Robots Vivos ya están aquí

Robots Vivos ya están aquí

Los Robots Vivos ya están aquí y se crearon a partir de células madre de rana. Un equipo de científicos construyó milimétricos “robots vivos”. Sirven para suministrar medicamentos, limpiar residuos tóxicos o recoger microplásticos en los océanos.


Les llaman Xenobots y tienen menos de un milímetro (0,1 centímetros) de ancho. Son suficientemente pequeños como para viajar dentro del cuerpo humano. Caminan y nadan, sobreviven durante semanas sin comida y trabajan juntos en grupos.
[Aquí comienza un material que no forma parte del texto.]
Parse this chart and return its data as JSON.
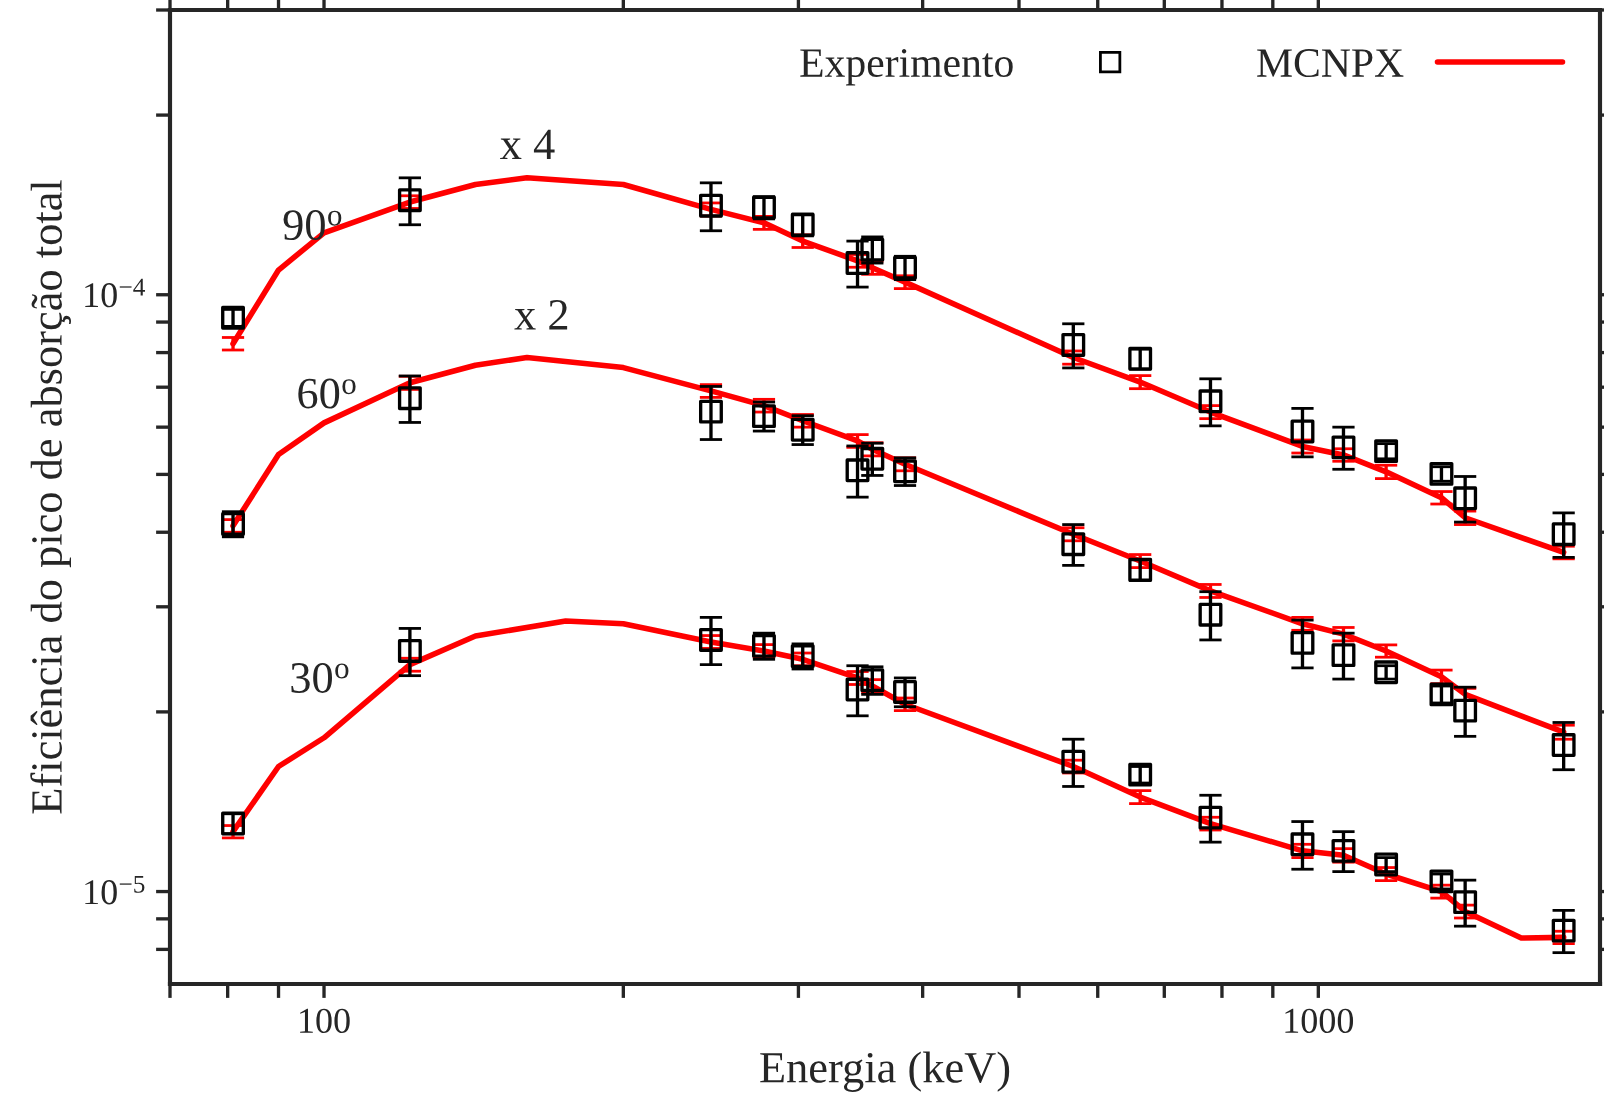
{
  "chart_data": {
    "type": "scatter",
    "xlabel": "Energia (keV)",
    "ylabel": "Eficiência do pico de absorção total",
    "log": "xy",
    "xlim": [
      70,
      1920
    ],
    "ylim": [
      7e-06,
      0.0003
    ],
    "xticks": [
      {
        "value": 70,
        "label": null
      },
      {
        "value": 80,
        "label": null
      },
      {
        "value": 90,
        "label": null
      },
      100,
      {
        "value": 200,
        "label": null
      },
      {
        "value": 300,
        "label": null
      },
      {
        "value": 400,
        "label": null
      },
      {
        "value": 500,
        "label": null
      },
      {
        "value": 600,
        "label": null
      },
      {
        "value": 700,
        "label": null
      },
      {
        "value": 800,
        "label": null
      },
      {
        "value": 900,
        "label": null
      },
      1000
    ],
    "yticks": [
      {
        "value": 8e-06,
        "label": null
      },
      {
        "value": 9e-06,
        "label": null
      },
      {
        "value": 1e-05,
        "label": "10$^{−5}$"
      },
      {
        "value": 2e-05,
        "label": null
      },
      {
        "value": 3e-05,
        "label": null
      },
      {
        "value": 4e-05,
        "label": null
      },
      {
        "value": 5e-05,
        "label": null
      },
      {
        "value": 6e-05,
        "label": null
      },
      {
        "value": 7e-05,
        "label": null
      },
      {
        "value": 8e-05,
        "label": null
      },
      {
        "value": 9e-05,
        "label": null
      },
      {
        "value": 0.0001,
        "label": "10$^{−4}$"
      },
      {
        "value": 0.0002,
        "label": null
      },
      {
        "value": 0.0003,
        "label": null
      }
    ],
    "grid": false,
    "legend": "top right",
    "annotations": [
      "90$^{o}$",
      "x 4",
      "60$^{o}$",
      "x 2",
      "30$^{o}$"
    ],
    "series": [
      {
        "type": "line",
        "name": "MCNPX",
        "color": "#ff0000",
        "marker": "none",
        "x": [
          81,
          90,
          100,
          122,
          142,
          160,
          200,
          245,
          277,
          303,
          344,
          356,
          384,
          567,
          662,
          779,
          964,
          1060,
          1170,
          1330,
          1405,
          1765
        ],
        "values": [
          8.28e-05,
          0.00011,
          0.000127,
          0.000143,
          0.000153,
          0.000157,
          0.000153,
          0.000139,
          0.000132,
          0.000123,
          0.000114,
          0.000111,
          0.000105,
          7.85e-05,
          7.14e-05,
          6.36e-05,
          5.57e-05,
          5.39e-05,
          5.05e-05,
          4.57e-05,
          4.23e-05,
          3.7e-05
        ],
        "errors": [
          2e-06,
          null,
          null,
          3.5e-06,
          null,
          null,
          null,
          3.5e-06,
          3.3e-06,
          3e-06,
          2.8e-06,
          2.8e-06,
          2.6e-06,
          2e-06,
          1.8e-06,
          1.6e-06,
          1.4e-06,
          1.3e-06,
          1.3e-06,
          1.1e-06,
          1.1e-06,
          9e-07
        ]
      },
      {
        "type": "line",
        "color": "#ff0000",
        "marker": "none",
        "x": [
          81,
          90,
          100,
          122,
          142,
          160,
          200,
          245,
          277,
          303,
          344,
          356,
          384,
          567,
          662,
          779,
          964,
          1060,
          1170,
          1330,
          1405,
          1765
        ],
        "values": [
          4.1e-05,
          5.4e-05,
          6.1e-05,
          7.12e-05,
          7.62e-05,
          7.85e-05,
          7.55e-05,
          6.9e-05,
          6.52e-05,
          6.15e-05,
          5.69e-05,
          5.51e-05,
          5.2e-05,
          3.97e-05,
          3.58e-05,
          3.19e-05,
          2.81e-05,
          2.7e-05,
          2.53e-05,
          2.29e-05,
          2.14e-05,
          1.85e-05
        ],
        "errors": [
          1e-06,
          null,
          null,
          1.8e-06,
          null,
          null,
          null,
          1.7e-06,
          1.6e-06,
          1.5e-06,
          1.4e-06,
          1.4e-06,
          1.3e-06,
          1e-06,
          9e-07,
          8e-07,
          7e-07,
          7e-07,
          6e-07,
          6e-07,
          5e-07,
          5e-07
        ]
      },
      {
        "type": "line",
        "color": "#ff0000",
        "marker": "none",
        "x": [
          81,
          90,
          100,
          122,
          142,
          175,
          200,
          245,
          277,
          303,
          344,
          356,
          384,
          567,
          662,
          779,
          964,
          1060,
          1170,
          1330,
          1405,
          1600,
          1765
        ],
        "values": [
          1.26e-05,
          1.62e-05,
          1.81e-05,
          2.4e-05,
          2.68e-05,
          2.84e-05,
          2.81e-05,
          2.62e-05,
          2.53e-05,
          2.45e-05,
          2.28e-05,
          2.21e-05,
          2.06e-05,
          1.62e-05,
          1.44e-05,
          1.3e-05,
          1.17e-05,
          1.15e-05,
          1.07e-05,
          1e-05,
          9.26e-06,
          8.36e-06,
          8.38e-06
        ],
        "errors": [
          3e-07,
          null,
          null,
          6e-07,
          null,
          null,
          null,
          6.5e-07,
          6.3e-07,
          6e-07,
          5.7e-07,
          5.5e-07,
          5e-07,
          4e-07,
          3.6e-07,
          3.2e-07,
          3e-07,
          3e-07,
          2.7e-07,
          2.5e-07,
          2.3e-07,
          null,
          2e-07
        ]
      },
      {
        "name": "Experimento",
        "color": "#000000",
        "marker": "square",
        "x": [
          81,
          122,
          245,
          277,
          303,
          344,
          356,
          384,
          567,
          662,
          779,
          964,
          1060,
          1170,
          1330,
          1405,
          1765
        ],
        "values": [
          9.15e-05,
          0.000144,
          0.000141,
          0.00014,
          0.000131,
          0.000113,
          0.000119,
          0.000111,
          8.24e-05,
          7.81e-05,
          6.63e-05,
          5.9e-05,
          5.55e-05,
          5.47e-05,
          5.01e-05,
          4.56e-05,
          3.97e-05
        ],
        "errors": [
          3e-06,
          1.3e-05,
          1.3e-05,
          6e-06,
          5.5e-06,
          1e-05,
          6e-06,
          5e-06,
          7e-06,
          3e-06,
          6e-06,
          5.5e-06,
          4.5e-06,
          1.6e-06,
          1.4e-06,
          4e-06,
          3.4e-06
        ]
      },
      {
        "color": "#000000",
        "marker": "square",
        "x": [
          81,
          122,
          245,
          277,
          303,
          344,
          356,
          384,
          567,
          662,
          779,
          964,
          1060,
          1170,
          1330,
          1405,
          1765
        ],
        "values": [
          4.13e-05,
          6.71e-05,
          6.37e-05,
          6.26e-05,
          5.94e-05,
          5.08e-05,
          5.31e-05,
          5.06e-05,
          3.82e-05,
          3.46e-05,
          2.91e-05,
          2.61e-05,
          2.49e-05,
          2.33e-05,
          2.14e-05,
          2.01e-05,
          1.76e-05
        ],
        "errors": [
          2e-06,
          6e-06,
          6.5e-06,
          3.5e-06,
          3.3e-06,
          5e-06,
          3.3e-06,
          2.7e-06,
          3e-06,
          1.4e-06,
          2.7e-06,
          2.4e-06,
          2.2e-06,
          6e-07,
          7e-07,
          1.9e-06,
          1.6e-06
        ]
      },
      {
        "color": "#000000",
        "marker": "square",
        "x": [
          81,
          122,
          245,
          277,
          303,
          344,
          356,
          384,
          567,
          662,
          779,
          964,
          1060,
          1170,
          1330,
          1405,
          1765
        ],
        "values": [
          1.3e-05,
          2.53e-05,
          2.64e-05,
          2.58e-05,
          2.48e-05,
          2.18e-05,
          2.26e-05,
          2.16e-05,
          1.65e-05,
          1.57e-05,
          1.33e-05,
          1.2e-05,
          1.17e-05,
          1.11e-05,
          1.04e-05,
          9.6e-06,
          8.6e-06
        ],
        "errors": [
          5e-07,
          2.3e-06,
          2.4e-06,
          1.3e-06,
          1.2e-06,
          2.1e-06,
          1.2e-06,
          1.2e-06,
          1.5e-06,
          5e-07,
          1.2e-06,
          1.1e-06,
          9e-07,
          3e-07,
          3e-07,
          8.5e-07,
          7e-07
        ]
      }
    ]
  }
}
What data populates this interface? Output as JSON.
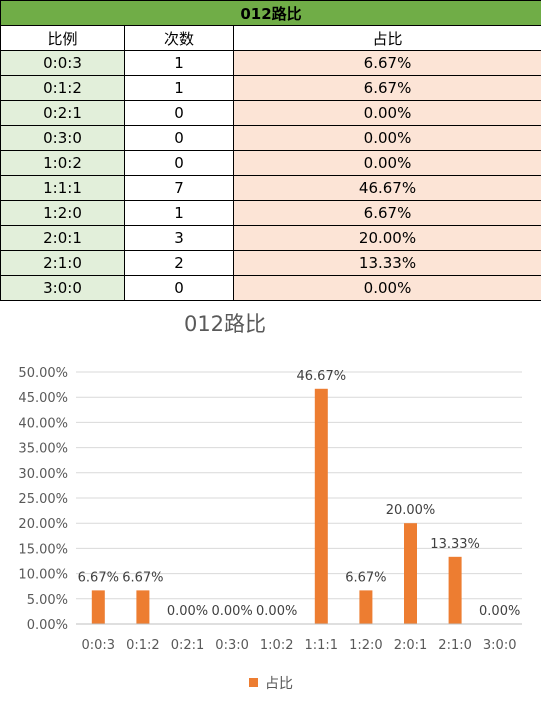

Estas son “formas de vida completamente nuevas”, dijo la Universidad de Vermont, que realizó la investigación y desarrollo con la Universidad de Tufts.

Los minúsculos robots biológicos fueron hechos a partir de células cardíacas y de la piel de una rana africana (Xenopus laevis). Estos ‘xenobots’, bautizados así por el animal del que proceden, miden aproximadamente medio milímetro.

Las células embrionarias se combinan con células contráctiles extraídas de progenitores cardiacos. Se ponen juntas en un cultivo tridimensional, y algunas de ellas empiezan a moverse solas, porque las células se mueven. Lo que los investigadores determinan es cuál es la composición por las que efectúan determinados movimientos.

Los investigadores comenzaron usando un algoritmo basado en los postulados de la evolución biológica- para crear miles de diseños para estas nuevas formas de vida. Después aplicaron reglas de biofísica para establecer qué podían hacer las células de la piel o cardíacas y seleccionaron los organismos simulados más exitosos. Luego transfirieron estos diseños a la vida. Primero recolectaron células madre “cosechadas” de los embriones de ranas africanas. Entonces las separaron en células individuales y las dejaron incubar. Más tarde, con pinzas y un electrodo diminutos, cortaron las células y las unieron bajo el microscopio copiando los modelos viables conseguidos en un supercomputador.

Y entonces ocurrió. Estas formas corporales ensambladas, nunca antes vistas en la naturaleza, comenzaron a trabajar juntas.

Luego, las células comenzaron a funcionar por sí mismas: las células de la piel se unieron para formar una estructura. Mientras que las células del músculo cardíaco pulsante permitieron que el robot se moviera por sí solo. Los xenobots incluso tienen capacidades de autocuración; cuando los científicos dividieron un robot, se curó solo y siguió moviéndose.

“Estas son máquinas vivientes novedosas”, dijo Joshua Bongard, uno de los responsables del proyecto y experto en robótica y computación de la Universidad de Vermont, en el comunicado de prensa. “No son un robot tradicional ni una especie conocida de animales. Es una nueva clase de artefactos: un organismo vivo y programable”. Una intersección entre máquina y animal. La escalabilidad será el mayor reto que los científicos tendrán por delante. Los ‘xenobots’ son solo un comienzo.